A portmanteau of blood-guts-and-passion stories in a pastiche film noir vein, Sin City is superficially comparable to Pulp Fiction - and features two Tarantino stars, Bruce Willis and Michael Madsen - but it goes far beyond it in the black ruthlessness of its vision. Basin City is a semi-futuristic, semi-retro urban jungle where hard men stalk the streets for vengeance, only for luscious-lipped femmes fatales to pout them towards perdition. It's an outrageously violent world where slashings, skewerings and decapitations happen at the drop of a trenchcoat. This is where the darkest crime fiction - Spillane, Ellroy, Robert Aldrich's Kiss Me Deadly - meets Webster, Beaumont and Fletcher and suchlike Jacobean gorehounds.

The film is black and white, and so is its sexual representation. The women are all louche, cheesecake dreams - Rosario Dawson's dominatrix supreme, Jaime King's centrefold vamp, Jessica Alba's gooder-than-gold street angel. As for the men, they're all hyper-charged monsters of one sort or another: either indestructible hard cases (Clive Owen's impassioned tough, Willis's doomed, wind-beaten good cop), or out-and-out grotesques, such as the indestructible minotaur Marv (Mickey Rourke), or the leering, piss-coloured hobgoblin who is Willis's tormentor. Rourke steals the film, not least because he's so arrestingly hideous: layered with prosthetics, his face resembles an oversize carnival mask of Kirk Douglas, yet fleeting glimmers of Rourke's long-lost beauty are occasionally recognisable underneath. It may be cruel casting, but it's inspired. Sin City lets him redeem himself as a star, just as the murderous Marv is redeemed, and Rourke grabs the challenge with two gnarly fists.

The three stories - plus blackly sardonic bookends - are a little narratively baggy, the middle one losing its way as the noir/futurism mix gets out of hand, with a showdown between the Mob and Dawson's army of superheroine-like hookers. Verbally, though, the film is a treat: wall-to-wall Chandleresque voice-over, dialogue so hard-boiled you could eat it with salad cream.

But what makes Sin City indisputably brilliant is the look. Rodriguez - who shot and edited, as well as co-writing the music and supervising the visual effects - collaborates with Miller to recreate the black-and-white starkness of his original artwork, pumping it into three dimensions which often fold back into two. White silhouettes are framed against black, the shadow of Venetian blinds are carved out in the dark like a linocut, rain scars the image like scratches on old celluloid. The opener sets the scene: Josh Hartnett and Marley Shelton in a city nightscape, their skin like silver, all monochrome except for Shelton's scarlet dress and a sudden flush of blue in her eyes.
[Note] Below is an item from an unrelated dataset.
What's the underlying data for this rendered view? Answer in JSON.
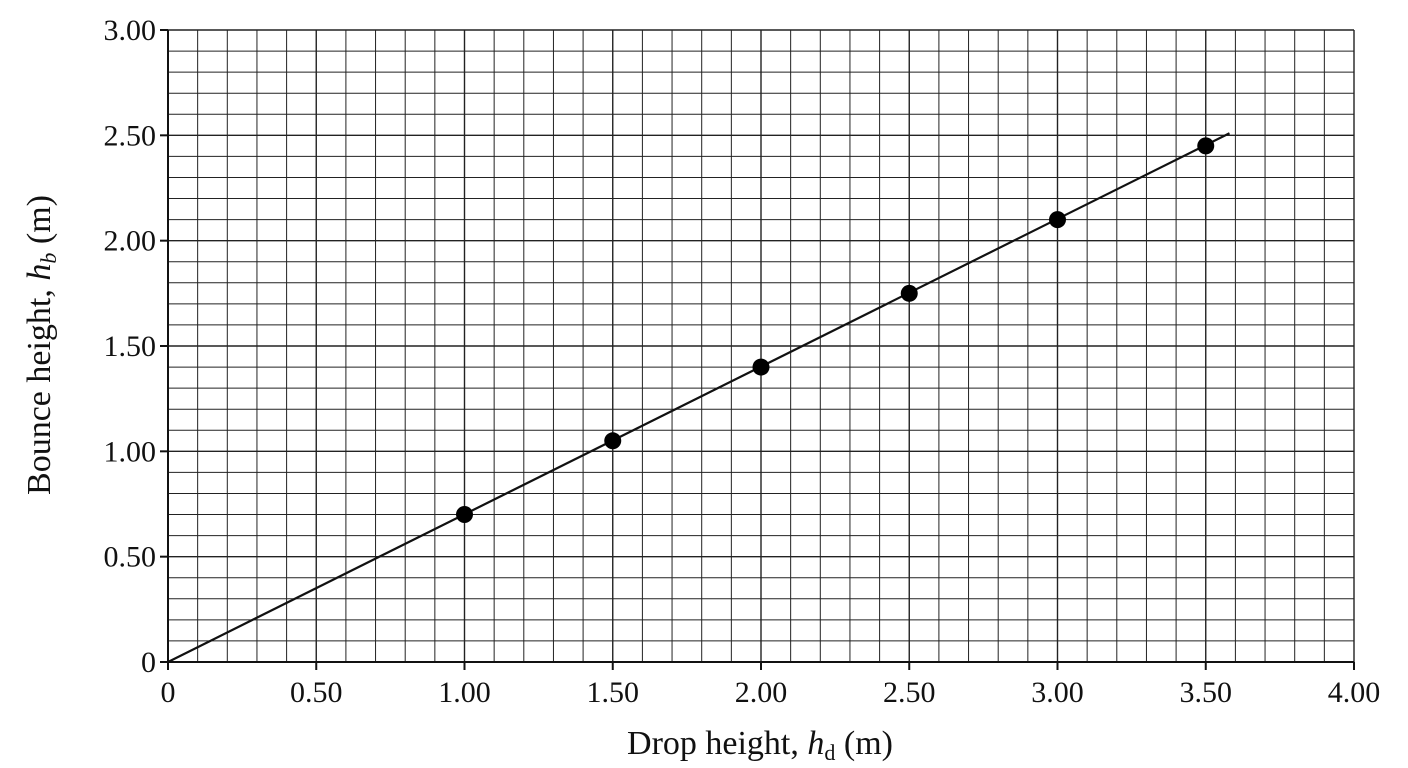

The mix of black and white with occasional colour makes for a claustrophobic nocturnal world, at once hyper-real and flagrantly contrived, as if drawn directly on the screen. The most unnerving play is with the bloodletting, most often in copious splashes of white. The brutality is ghoulish, the grandest of Guignol, but it's heightened in a way that restores the literal meaning to the over-used term "comic-strip violence".

Sin City offers an extreme parody of movie violence - not for any moral purpose, simply to remind us that this film's real setting is hell itself.